Today, I remind myself at every moment that I’m a Dafa practitioner, and that no matter how hard things get, I always end the day with positive thoughts. Since my cultivation in Dafa, I feel that I am a calmer person; I don't get agitated easily as before and feel more in control of myself. My view on life has changed, and I understand now that I must look within myself when encountering conflicts and tribulations. In just these few short months of cultivating, I can more easily detect my notions and attachments when encountering tests, which I could not recognize before.
On Wednesdays now, I drive one hour to attend group exercises and Fa study with fellow practitioners. Whenever there are opportunities for me to clarify the truth, I go to help sentient beings understand more about the persecution in China. Having been raised under the rule of a communist regime, I’m very aware of its evilness.

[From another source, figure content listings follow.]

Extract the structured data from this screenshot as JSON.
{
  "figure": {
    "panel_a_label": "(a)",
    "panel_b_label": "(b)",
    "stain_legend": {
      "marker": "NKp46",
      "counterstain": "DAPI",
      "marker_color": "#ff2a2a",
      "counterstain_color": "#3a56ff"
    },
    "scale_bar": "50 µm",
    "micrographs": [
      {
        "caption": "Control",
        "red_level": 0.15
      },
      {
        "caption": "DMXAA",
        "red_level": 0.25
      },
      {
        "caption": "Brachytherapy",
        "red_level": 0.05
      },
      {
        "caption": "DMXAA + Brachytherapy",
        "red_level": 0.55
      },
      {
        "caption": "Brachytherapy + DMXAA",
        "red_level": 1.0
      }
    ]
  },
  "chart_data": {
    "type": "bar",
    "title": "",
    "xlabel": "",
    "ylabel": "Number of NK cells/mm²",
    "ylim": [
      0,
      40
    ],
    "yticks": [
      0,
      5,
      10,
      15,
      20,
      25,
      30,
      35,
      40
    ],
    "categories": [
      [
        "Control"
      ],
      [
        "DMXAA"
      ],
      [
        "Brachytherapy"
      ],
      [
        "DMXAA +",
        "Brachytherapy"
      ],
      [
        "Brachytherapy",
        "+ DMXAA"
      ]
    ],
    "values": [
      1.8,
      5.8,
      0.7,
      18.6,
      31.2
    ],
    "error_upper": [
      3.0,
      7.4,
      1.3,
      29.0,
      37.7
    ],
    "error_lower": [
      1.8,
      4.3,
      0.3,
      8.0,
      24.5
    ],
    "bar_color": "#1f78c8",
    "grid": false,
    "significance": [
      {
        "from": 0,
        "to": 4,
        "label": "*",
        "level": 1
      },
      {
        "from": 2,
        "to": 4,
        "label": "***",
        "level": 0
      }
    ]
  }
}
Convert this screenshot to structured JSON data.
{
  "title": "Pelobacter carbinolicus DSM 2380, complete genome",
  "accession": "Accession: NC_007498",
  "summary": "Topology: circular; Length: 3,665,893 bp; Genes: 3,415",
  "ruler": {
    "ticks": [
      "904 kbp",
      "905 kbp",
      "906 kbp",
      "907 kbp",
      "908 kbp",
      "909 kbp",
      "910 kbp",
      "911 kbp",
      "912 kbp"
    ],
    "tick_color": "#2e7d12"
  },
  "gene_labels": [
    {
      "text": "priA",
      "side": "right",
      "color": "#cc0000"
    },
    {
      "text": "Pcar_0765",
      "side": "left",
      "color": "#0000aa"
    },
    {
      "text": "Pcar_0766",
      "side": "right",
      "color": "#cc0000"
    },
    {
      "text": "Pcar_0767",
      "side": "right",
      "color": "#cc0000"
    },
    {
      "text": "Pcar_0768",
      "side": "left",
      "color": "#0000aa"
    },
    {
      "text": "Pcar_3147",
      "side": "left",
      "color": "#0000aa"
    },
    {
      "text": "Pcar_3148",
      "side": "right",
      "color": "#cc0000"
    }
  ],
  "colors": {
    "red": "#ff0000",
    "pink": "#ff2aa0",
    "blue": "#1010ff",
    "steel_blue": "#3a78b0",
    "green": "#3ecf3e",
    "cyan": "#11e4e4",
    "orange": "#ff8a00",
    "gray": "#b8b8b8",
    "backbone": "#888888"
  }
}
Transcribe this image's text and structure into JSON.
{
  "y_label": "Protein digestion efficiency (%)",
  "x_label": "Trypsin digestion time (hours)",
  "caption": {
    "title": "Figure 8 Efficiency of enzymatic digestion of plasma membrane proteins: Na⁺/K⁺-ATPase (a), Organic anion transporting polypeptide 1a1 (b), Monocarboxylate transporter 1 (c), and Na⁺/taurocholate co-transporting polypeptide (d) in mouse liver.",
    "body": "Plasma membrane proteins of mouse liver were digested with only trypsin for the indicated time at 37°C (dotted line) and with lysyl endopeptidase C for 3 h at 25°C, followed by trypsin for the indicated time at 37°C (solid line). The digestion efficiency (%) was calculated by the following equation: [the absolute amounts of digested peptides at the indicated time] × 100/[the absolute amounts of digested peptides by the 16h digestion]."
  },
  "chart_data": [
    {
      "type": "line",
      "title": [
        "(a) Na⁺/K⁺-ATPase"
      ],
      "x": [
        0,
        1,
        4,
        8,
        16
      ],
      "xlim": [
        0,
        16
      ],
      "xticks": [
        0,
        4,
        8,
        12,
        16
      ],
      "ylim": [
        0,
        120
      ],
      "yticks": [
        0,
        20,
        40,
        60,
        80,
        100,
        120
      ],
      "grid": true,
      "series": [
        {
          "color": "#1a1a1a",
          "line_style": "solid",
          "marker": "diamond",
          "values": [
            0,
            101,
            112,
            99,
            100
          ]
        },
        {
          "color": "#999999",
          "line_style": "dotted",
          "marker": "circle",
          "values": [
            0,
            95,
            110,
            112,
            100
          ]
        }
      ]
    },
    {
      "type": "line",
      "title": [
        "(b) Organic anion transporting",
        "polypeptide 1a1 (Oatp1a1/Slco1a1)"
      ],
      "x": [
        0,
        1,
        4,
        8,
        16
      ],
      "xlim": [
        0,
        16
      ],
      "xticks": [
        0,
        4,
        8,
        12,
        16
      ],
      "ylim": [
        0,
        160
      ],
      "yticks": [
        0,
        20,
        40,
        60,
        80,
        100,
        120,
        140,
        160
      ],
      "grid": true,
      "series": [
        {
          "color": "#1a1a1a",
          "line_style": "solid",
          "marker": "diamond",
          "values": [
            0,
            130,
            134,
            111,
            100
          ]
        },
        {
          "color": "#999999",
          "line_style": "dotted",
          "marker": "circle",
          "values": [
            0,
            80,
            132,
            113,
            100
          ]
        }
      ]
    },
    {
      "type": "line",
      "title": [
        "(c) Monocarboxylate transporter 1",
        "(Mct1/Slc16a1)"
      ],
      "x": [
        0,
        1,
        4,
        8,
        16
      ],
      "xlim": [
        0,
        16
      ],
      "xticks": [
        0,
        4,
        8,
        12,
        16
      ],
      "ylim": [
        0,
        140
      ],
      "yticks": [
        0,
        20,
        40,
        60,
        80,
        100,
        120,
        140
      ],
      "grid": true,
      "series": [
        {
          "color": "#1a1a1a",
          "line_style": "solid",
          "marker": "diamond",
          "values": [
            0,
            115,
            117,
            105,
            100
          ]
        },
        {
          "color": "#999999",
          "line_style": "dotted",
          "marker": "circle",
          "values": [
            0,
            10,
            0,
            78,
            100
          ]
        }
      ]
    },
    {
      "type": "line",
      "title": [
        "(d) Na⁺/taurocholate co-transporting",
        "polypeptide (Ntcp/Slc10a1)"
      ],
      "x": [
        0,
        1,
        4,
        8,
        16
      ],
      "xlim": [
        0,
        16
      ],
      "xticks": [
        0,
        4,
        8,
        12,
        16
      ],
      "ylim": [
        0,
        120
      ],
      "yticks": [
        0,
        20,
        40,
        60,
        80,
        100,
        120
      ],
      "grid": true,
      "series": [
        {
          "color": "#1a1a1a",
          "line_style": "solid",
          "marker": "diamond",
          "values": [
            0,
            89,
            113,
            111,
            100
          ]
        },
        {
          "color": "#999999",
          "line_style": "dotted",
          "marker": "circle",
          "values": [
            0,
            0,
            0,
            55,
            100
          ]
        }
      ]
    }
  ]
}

This experience has made me feel deeply compassionate for those who have been unjustly persecuted in China. Since I live on the border of Illinois and Wisconsin, I’m able to clarify the truth in both locations.
Through my transformation, my family has witnessed the power of Dafa. Both my daughter and my 82-year-old mother know that Falun Dafa is good and both are starting to practice the exercises and read Zhuan Falun with me now.
I am so thankful to Master Li for allowing me to obtain such a great Fa, and for providing us with a wonderful cultivation environment in which fellow practitioners can share and encourage one another. I can see how different practitioners are from every day people now because my view of things has changed through understanding and following the principles of Truthfulness, Compassion, and Forbearance. I’m committed to moving forward, drive out all my negative thoughts and to cultivate to consummation.